# JTable & TableCellEditor Problem



## Sjoeren (27. Feb 2009)

Ich habe einen eigenen "TableCellEditor" für eine JTable geschrieben.
Dieser Funktioniert auch einwandfrei bis auf ein nervigen Bug.

Ich hab auf einem Panel die JTable und ein Element (Button oder andere Tabelle).

Klicke ich nun in der Tabelle auf eine Feld geht der TableCellEditor auf und alles geht.

Wenn ich aber vorher auf das andere Element klicke und dann direkt mein Feld mit dem TableCellEditor, wird dieser zwar ganz kurz geöffnet, aber schließt sich im gleichen Augenblick auch wieder.
Nachdem ich in dieser Tabelle dann ein Feld ohne einen selbstgeschriebenen TableCellEditor auswähle geht wieder alles.

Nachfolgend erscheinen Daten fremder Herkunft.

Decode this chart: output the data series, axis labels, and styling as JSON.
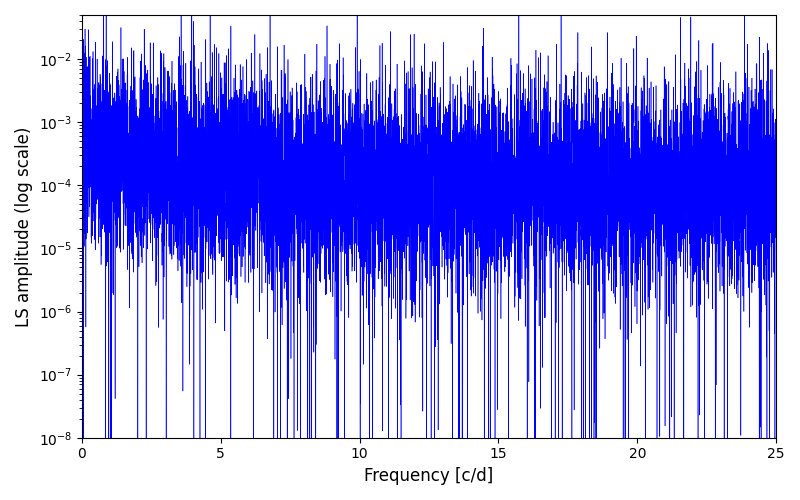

Kann mir da jemand weiter helfen?


----------



## Ebenius (27. Feb 2009)

Sjoeren hat gesagt.:


> Kann mir da jemand weiter helfen?


Ohne Quelltext wahrscheinlich nicht.

Ebenius


----------



## Sjoeren (27. Feb 2009)

Hier bitte.
Das gleiche Problem hab ich aber auch bei Ableitung die nicht auf dem AbstractCellEditor bassieren.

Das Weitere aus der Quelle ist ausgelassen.